Balancing Growth with Investor Protection
Even as HKEx pushes to attract more IPOs, regulators have been cracking down on poor-quality applications. They recently limited how many IPOs a sponsor representative can handle At the same time, aiming to reduce sloppy work and improve oversight.
Expanding confidential filing makes people wonder about investor protection. If all applicants can keep their details secret during review, how do investors get enough information to make smart decisions? That’s a tricky balance to strike. Banks point out that confidential filings require extra steps, but investors need transparency to avoid risks.

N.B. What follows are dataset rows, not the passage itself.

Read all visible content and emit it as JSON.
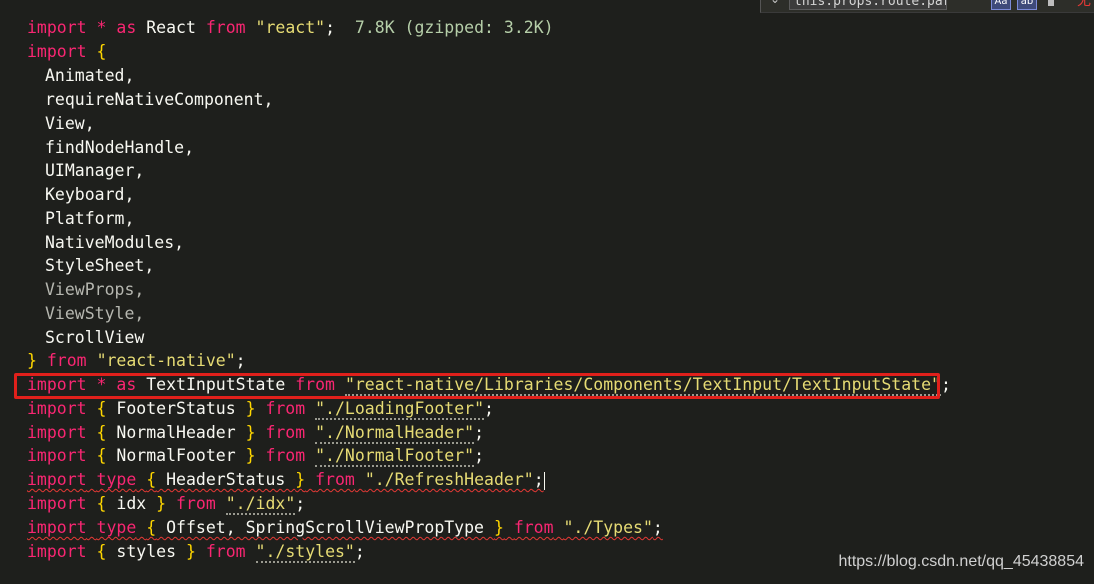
{
  "find_widget": {
    "search_value": "this.props.route.params.iter",
    "case_toggle": "Aa",
    "word_toggle": "ab",
    "red_glyph": "无"
  },
  "code": {
    "l1": {
      "kw1": "import",
      "star": " * ",
      "as": "as",
      "name": " React ",
      "from": "from",
      "sp": " ",
      "str": "\"react\"",
      "semi": ";",
      "hint": "7.8K (gzipped: 3.2K)"
    },
    "l2": {
      "kw": "import",
      "brace": "{"
    },
    "members": [
      "Animated,",
      "requireNativeComponent,",
      "View,",
      "findNodeHandle,",
      "UIManager,",
      "Keyboard,",
      "Platform,",
      "NativeModules,",
      "StyleSheet,",
      "ViewProps,",
      "ViewStyle,",
      "ScrollView"
    ],
    "l15": {
      "brace": "}",
      "from": "from",
      "str": "\"react-native\"",
      "semi": ";"
    },
    "l16": {
      "kw": "import",
      "star": " * ",
      "as": "as",
      "name": " TextInputState ",
      "from": "from",
      "str": "\"react-native/Libraries/Components/TextInput/TextInputState\"",
      "semi": ";"
    },
    "l17": {
      "kw": "import",
      "lb": "{",
      "name": " FooterStatus ",
      "rb": "}",
      "from": "from",
      "str": "\"./LoadingFooter\"",
      "semi": ";"
    },
    "l18": {
      "kw": "import",
      "lb": "{",
      "name": " NormalHeader ",
      "rb": "}",
      "from": "from",
      "str": "\"./NormalHeader\"",
      "semi": ";"
    },
    "l19": {
      "kw": "import",
      "lb": "{",
      "name": " NormalFooter ",
      "rb": "}",
      "from": "from",
      "str": "\"./NormalFooter\"",
      "semi": ";"
    },
    "l20": {
      "kw": "import",
      "type": "type",
      "lb": "{",
      "name": " HeaderStatus ",
      "rb": "}",
      "from": "from",
      "str": "\"./RefreshHeader\"",
      "semi": ";"
    },
    "l21": {
      "kw": "import",
      "lb": "{",
      "name": " idx ",
      "rb": "}",
      "from": "from",
      "str": "\"./idx\"",
      "semi": ";"
    },
    "l22": {
      "kw": "import",
      "type": "type",
      "lb": "{",
      "name": " Offset, SpringScrollViewPropType ",
      "rb": "}",
      "from": "from",
      "str": "\"./Types\"",
      "semi": ";"
    },
    "l23": {
      "kw": "import",
      "lb": "{",
      "name": " styles ",
      "rb": "}",
      "from": "from",
      "str": "\"./styles\"",
      "semi": ";"
    }
  },
  "watermark": "https://blog.csdn.net/qq_45438854",
  "colors": {
    "background": "#1e1f1c",
    "keyword": "#f92672",
    "string": "#e6db74",
    "bracket": "#ffd700",
    "highlight_border": "#e0201b"
  }
}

The city’s officials are walking a tightrope — they want to keep Hong Kong’s IPO market vibrant and competitive, especially against rivals like Shanghai and New York. At the same time, they can’t let quality slide, or the city’s reputation will suffer.
Hong Kong’s Financial Secretary’s focus on quality IPOs signals a clear message: growth won’t come at any cost. The market must be strong, but it must also be trustworthy.
The new proposals from HKEx show a city determined to stay at the top of global IPO rankings while raising the bar on listing quality. How successfully Hong Kong balances easier access with investor safeguards will shape its financial future.